Upgrade Guides#

DataFusion 47.0.0#

This section calls out some of the major changes in the 47.0.0 release of DataFusion.

Here are some example upgrade PRs that demonstrate changes required when upgrading from DataFusion 46.0.0:

Upgrades to arrow-rs and arrow-parquet 55.0.0 and object_store 0.12.0#

Several APIs are changed in the underlying arrow and parquet libraries to use a u64 instead of usize to better support WASM (See #7371 and [#6961])

Additionally ObjectStore::list and ObjectStore::list_with_offset have been changed to return static lifetimes (See #6619)

This requires converting from usize to u64 occasionally as well as changes to ObjectStore implementations such as

impl Objectstore {
    ...
    // The range is now a u64 instead of usize
    async fn get_range(&self, location: &Path, range: Range<u64>) -> ObjectStoreResult<Bytes> {
        self.inner.get_range(location, range).await
    }
    ...
    // the lifetime is now 'static instead of `_ (meaning the captured closure can't contain references)
    // (this also applies to list_with_offset)
    fn list(&self, prefix: Option<&Path>) -> BoxStream<'static, ObjectStoreResult<ObjectMeta>> {
        self.inner.list(prefix)
    }
}

The ParquetObjectReader has been updated to no longer require the object size (it can be fetched using a single suffix request).
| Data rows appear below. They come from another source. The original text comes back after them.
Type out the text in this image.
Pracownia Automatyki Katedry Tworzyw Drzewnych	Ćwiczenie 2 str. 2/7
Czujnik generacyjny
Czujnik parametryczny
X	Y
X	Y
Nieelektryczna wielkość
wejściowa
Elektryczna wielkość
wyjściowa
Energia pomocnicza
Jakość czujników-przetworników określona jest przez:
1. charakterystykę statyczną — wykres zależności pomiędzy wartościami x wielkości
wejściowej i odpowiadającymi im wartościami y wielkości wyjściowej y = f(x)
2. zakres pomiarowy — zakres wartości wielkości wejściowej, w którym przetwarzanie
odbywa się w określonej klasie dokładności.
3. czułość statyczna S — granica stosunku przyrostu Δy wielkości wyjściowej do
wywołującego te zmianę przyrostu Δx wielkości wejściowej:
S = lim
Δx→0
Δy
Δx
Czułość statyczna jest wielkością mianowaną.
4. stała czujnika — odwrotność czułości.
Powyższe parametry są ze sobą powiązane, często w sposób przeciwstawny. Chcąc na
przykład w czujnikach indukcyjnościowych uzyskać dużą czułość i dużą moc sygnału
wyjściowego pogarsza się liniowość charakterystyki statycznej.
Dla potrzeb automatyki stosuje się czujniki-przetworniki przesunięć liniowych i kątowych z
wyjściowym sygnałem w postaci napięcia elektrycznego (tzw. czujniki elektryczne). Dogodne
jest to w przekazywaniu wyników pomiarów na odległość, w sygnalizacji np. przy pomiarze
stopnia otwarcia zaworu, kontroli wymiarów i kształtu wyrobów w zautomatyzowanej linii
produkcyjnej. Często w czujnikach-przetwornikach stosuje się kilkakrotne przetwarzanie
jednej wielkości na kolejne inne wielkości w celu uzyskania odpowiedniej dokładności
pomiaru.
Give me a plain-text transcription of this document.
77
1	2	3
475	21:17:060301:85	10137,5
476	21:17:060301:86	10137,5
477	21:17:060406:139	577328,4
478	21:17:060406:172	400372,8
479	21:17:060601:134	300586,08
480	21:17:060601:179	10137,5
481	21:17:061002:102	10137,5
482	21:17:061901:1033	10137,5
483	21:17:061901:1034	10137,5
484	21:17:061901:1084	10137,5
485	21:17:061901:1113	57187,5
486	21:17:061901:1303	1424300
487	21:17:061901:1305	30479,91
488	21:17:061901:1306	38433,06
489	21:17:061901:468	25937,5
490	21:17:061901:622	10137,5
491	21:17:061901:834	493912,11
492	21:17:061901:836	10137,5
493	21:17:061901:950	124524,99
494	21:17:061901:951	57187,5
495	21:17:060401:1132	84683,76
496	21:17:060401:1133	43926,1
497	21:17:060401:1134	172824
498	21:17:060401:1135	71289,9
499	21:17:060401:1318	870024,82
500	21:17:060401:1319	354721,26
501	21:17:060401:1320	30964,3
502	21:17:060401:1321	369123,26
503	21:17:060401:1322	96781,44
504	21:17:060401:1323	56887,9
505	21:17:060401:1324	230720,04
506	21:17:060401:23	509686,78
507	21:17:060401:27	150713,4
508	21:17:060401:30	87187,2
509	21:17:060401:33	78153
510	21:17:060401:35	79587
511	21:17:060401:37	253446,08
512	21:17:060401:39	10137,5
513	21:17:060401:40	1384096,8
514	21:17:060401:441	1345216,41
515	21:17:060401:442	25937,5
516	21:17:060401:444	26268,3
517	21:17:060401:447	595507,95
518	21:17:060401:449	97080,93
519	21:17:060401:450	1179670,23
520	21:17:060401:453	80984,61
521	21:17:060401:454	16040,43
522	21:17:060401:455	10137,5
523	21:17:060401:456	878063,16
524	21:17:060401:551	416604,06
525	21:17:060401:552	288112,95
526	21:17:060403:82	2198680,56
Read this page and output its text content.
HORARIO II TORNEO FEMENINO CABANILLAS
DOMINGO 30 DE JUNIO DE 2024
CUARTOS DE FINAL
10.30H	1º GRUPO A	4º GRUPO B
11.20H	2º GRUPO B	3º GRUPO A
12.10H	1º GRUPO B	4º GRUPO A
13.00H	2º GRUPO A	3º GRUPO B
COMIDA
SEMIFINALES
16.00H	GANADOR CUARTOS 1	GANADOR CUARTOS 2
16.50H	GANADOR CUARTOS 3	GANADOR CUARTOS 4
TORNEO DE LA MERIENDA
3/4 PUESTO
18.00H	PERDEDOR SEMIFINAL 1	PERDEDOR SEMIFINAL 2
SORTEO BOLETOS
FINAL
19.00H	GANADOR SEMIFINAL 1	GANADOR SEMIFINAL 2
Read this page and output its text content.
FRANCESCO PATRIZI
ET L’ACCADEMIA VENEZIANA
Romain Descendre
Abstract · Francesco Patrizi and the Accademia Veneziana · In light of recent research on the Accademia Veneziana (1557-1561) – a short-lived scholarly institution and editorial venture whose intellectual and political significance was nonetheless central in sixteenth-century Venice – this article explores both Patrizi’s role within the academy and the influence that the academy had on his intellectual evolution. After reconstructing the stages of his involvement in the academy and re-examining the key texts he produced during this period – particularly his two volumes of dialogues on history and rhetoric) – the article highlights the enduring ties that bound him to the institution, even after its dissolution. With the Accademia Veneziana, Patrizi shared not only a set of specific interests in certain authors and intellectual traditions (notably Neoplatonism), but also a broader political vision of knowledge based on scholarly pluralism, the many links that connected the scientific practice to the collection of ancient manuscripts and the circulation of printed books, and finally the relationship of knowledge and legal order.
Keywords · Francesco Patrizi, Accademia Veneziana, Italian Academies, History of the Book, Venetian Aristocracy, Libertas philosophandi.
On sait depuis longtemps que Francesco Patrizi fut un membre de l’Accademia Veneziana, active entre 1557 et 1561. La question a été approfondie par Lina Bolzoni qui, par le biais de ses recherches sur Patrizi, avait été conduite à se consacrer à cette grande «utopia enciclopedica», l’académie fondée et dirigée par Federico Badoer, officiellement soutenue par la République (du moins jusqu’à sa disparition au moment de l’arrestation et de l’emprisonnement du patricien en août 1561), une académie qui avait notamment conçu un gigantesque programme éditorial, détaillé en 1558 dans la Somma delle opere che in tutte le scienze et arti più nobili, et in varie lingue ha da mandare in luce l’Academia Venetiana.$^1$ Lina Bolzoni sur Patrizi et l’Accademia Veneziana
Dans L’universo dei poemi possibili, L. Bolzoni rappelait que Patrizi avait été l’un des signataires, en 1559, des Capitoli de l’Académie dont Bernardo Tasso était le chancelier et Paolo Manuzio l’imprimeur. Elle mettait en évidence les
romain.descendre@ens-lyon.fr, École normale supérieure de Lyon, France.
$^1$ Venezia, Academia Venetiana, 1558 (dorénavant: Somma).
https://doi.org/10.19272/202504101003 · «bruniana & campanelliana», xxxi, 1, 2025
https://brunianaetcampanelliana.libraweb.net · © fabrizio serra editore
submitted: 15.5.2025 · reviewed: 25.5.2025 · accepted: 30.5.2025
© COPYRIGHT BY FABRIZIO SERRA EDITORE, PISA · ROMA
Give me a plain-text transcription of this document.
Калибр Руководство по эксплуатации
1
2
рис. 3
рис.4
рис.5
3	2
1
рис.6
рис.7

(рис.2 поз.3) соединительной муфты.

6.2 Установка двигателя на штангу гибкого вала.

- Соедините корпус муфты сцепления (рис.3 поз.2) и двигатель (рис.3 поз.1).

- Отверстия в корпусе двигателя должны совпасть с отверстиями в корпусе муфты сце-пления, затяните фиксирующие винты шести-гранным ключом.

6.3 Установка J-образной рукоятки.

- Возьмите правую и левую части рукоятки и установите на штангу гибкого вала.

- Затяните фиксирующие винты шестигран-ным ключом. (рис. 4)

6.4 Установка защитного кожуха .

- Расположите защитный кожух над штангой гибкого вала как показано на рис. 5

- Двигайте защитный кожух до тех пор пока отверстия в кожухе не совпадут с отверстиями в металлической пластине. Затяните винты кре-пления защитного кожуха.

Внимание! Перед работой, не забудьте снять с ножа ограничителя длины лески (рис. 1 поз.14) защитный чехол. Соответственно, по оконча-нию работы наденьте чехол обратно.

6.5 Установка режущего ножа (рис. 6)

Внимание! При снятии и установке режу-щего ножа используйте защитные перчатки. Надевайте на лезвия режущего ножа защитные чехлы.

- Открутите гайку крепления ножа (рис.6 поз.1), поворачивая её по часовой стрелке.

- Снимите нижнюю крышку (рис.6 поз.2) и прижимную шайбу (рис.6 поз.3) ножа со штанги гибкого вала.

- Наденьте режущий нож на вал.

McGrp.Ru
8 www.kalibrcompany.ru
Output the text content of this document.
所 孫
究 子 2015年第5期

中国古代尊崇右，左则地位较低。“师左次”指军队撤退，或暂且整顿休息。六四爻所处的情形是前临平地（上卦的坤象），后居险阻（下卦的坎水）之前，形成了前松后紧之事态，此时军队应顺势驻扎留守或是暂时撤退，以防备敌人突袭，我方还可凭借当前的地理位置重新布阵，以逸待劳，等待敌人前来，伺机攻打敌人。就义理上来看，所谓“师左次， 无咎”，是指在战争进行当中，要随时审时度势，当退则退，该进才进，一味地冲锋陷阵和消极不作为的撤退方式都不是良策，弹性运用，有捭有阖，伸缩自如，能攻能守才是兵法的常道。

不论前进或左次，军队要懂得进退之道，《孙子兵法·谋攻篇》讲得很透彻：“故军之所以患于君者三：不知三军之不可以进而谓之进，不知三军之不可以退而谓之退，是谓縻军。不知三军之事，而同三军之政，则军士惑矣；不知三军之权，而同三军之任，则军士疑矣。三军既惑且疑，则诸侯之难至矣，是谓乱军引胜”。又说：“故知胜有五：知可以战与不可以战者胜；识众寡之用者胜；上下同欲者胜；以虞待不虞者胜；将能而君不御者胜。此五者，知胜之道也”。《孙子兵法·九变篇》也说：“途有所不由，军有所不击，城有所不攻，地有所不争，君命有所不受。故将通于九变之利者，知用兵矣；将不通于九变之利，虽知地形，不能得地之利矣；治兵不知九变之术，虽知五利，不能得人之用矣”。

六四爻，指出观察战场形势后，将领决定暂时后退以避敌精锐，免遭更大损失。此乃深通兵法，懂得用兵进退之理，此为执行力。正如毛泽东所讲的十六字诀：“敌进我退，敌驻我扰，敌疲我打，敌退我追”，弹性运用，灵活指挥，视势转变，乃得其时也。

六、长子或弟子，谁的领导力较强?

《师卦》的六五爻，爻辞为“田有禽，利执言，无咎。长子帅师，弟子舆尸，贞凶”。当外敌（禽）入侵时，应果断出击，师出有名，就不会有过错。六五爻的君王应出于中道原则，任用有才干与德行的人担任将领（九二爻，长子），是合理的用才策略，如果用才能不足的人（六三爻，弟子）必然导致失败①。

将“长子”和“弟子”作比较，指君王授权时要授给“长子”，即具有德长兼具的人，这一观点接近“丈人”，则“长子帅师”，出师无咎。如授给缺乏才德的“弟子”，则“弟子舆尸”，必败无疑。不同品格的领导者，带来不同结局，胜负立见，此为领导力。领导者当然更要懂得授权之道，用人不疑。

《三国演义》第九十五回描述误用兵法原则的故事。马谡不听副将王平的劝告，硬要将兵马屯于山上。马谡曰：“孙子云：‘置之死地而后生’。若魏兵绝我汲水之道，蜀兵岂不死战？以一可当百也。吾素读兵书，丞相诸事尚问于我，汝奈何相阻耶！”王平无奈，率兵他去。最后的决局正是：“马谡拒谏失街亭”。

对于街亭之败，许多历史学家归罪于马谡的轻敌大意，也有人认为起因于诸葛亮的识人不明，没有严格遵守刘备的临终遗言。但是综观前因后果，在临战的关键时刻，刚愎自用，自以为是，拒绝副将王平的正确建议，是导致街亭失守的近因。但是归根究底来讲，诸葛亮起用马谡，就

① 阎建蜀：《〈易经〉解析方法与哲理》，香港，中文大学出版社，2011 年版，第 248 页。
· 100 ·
See #7334 for details

Pattern in DataFusion 46.0.0:

let meta: ObjectMeta = ...;
let reader = ParquetObjectReader::new(store, meta);

Pattern in DataFusion 47.0.0:

let meta: ObjectMeta = ...;
let reader = ParquetObjectReader::new(store, location)
  .with_file_size(meta.size);

DisplayFormatType::TreeRender#

DataFusion now supports tree style explain plans. Implementations of Executionplan must also provide a description in the DisplayFormatType::TreeRender format. This can be the same as the existing DisplayFormatType::Default.

Removed Deprecated APIs#

Several APIs have been removed in this release. These were either deprecated previously or were hard to use correctly such as the multiple different ScalarUDFImpl::invoke* APIs. See #15130, #15123, and #15027 for more details.

FileScanConfig –> FileScanConfigBuilder#

Previously, FileScanConfig::build() directly created ExecutionPlans. In DataFusion 47.0.0 this has been changed to use FileScanConfigBuilder. See #15352 for details.

Pattern in DataFusion 46.0.0:

let plan = FileScanConfig::new(url, schema, Arc::new(file_source))
  .with_statistics(stats)
  ...
  .build()

Pattern in DataFusion 47.0.0:

let config = FileScanConfigBuilder::new(url, Arc::new(file_source))
  .with_statistics(stats)
  ...
  .build();
let scan = DataSourceExec::from_data_source(config);